The fashion giant said pre-tax profits fell 1.5% to £342.1m in the six months ending July 31, as its directory business outperformed retail stores.
Retail sales remained flat at £1.08bn, but profits dropped 16.8% to £133.9m during the period.
Next said new space contributed 2.8% to growth, with full-price sales tumbling 3.2%.
In comparison, directory sales grew 7.1% to £821.2m as profits in the division grew 10.9% to £204.2m. Full-price sales advanced 5.5%.
The high street bellwether said net operating margin on total sales has fallen from 14.9% last year to 12.4% this year as it unveiled plans to increase prices in 2017.
Next warned in August that it expected cost prices to jump 5% next year, in light of the recent devaluation of the pound following Britain’s vote to leave the European Union.
It estimated that a 5% increase in the retail selling price would spark a like-for-likes dip of between 0.5% and 1%, as well as a 5.5% fall in unit sales.
But the retailer said: “In the scheme of things, we think that this drag on sales is manageable and less damaging than taking a significant hit to margin.”

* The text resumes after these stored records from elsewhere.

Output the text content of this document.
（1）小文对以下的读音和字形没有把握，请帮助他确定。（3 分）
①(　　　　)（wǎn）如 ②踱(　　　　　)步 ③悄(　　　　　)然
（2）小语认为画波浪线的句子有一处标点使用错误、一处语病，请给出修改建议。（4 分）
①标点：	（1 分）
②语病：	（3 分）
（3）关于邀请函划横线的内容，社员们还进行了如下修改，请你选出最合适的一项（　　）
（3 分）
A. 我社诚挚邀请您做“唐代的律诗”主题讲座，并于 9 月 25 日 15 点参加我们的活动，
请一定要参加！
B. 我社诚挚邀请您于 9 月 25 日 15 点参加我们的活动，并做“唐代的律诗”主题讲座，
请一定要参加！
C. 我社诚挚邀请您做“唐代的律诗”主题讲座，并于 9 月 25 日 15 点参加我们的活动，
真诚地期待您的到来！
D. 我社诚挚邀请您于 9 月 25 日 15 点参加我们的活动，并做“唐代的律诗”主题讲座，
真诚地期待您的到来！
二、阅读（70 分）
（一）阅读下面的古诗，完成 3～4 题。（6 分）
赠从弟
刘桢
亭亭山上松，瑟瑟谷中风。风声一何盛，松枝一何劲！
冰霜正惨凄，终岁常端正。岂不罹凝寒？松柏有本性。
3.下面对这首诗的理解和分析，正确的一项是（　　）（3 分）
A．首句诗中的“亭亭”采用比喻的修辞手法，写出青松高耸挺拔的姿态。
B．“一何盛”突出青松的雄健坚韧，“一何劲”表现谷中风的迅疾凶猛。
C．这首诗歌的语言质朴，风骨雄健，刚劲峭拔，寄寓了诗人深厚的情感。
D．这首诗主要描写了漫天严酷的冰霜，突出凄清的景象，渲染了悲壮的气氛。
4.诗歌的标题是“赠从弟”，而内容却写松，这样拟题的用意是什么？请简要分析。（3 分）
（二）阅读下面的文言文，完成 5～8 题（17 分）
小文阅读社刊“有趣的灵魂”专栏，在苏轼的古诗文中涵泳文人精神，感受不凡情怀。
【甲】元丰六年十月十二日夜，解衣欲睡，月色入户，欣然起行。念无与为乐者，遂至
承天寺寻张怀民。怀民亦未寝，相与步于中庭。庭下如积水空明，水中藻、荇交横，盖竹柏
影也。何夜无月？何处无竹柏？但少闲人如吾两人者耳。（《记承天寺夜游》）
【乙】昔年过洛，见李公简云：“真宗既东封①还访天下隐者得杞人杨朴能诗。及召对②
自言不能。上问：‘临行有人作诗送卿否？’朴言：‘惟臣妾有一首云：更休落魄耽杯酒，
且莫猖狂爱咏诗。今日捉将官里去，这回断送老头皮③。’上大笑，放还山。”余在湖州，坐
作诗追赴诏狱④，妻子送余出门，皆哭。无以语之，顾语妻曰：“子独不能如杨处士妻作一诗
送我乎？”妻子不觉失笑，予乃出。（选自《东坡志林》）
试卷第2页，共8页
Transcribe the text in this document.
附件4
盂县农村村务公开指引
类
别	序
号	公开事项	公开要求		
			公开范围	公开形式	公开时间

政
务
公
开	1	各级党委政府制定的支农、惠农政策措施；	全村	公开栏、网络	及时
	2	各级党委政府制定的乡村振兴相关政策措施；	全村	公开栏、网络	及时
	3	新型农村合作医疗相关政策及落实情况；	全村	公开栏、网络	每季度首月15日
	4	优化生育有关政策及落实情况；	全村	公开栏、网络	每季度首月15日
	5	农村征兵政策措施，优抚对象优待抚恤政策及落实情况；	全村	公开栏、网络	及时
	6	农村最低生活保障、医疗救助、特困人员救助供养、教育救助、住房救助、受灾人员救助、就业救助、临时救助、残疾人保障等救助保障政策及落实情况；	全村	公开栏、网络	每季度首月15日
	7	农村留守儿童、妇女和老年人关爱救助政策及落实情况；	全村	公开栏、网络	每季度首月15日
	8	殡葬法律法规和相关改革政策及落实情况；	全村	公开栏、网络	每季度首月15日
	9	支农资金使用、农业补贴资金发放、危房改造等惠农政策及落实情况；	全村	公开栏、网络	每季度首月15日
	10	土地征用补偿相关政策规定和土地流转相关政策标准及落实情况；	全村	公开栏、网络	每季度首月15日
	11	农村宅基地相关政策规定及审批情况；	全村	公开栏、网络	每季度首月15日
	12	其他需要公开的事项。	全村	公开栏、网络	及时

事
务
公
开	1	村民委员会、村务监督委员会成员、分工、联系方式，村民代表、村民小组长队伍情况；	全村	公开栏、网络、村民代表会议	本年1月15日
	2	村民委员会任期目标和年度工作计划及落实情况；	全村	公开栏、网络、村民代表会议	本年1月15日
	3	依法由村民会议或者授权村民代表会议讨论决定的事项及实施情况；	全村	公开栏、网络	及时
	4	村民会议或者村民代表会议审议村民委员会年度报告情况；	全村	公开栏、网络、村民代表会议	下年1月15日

Next added that it plans to increase net trading space by 350,000 sq ft in its current financial year, taking its portfolio to 8m sq ft – more than it had forecast in March – by bringing forward store openings that were originally planned for 2017/18.
However, store numbers will remain “broadly the same”, with the increase in new stores to be offset by the closure of “smaller, less profitable” shops.
Next said it viewed taking new space as “one of the few ways to mitigate losses from negative like-for-like sales.”
‘Challenging and volatile’
Chief executive Lord Wolfson, who previously warned this year would be the retailer’s toughest since 2008, said: “As expected, it has been a challenging year so far, with economic and cyclical factors working against us, and it looks set to remain that way until mid-October at the earliest.”
He added: “There has been some talk of a general retail bounce in July and whilst Next did enjoy very strong sales in July, this was driven by a much larger end-of-season Sale.
“Full-price sales in July remained subdued, so we do not believe that July trading represented any change in underlying consumer spending patterns.”
Wolfson warned that trading since the end of Next’s first half-year had “remained challenging and volatile”, but maintained its full-year sales guidance.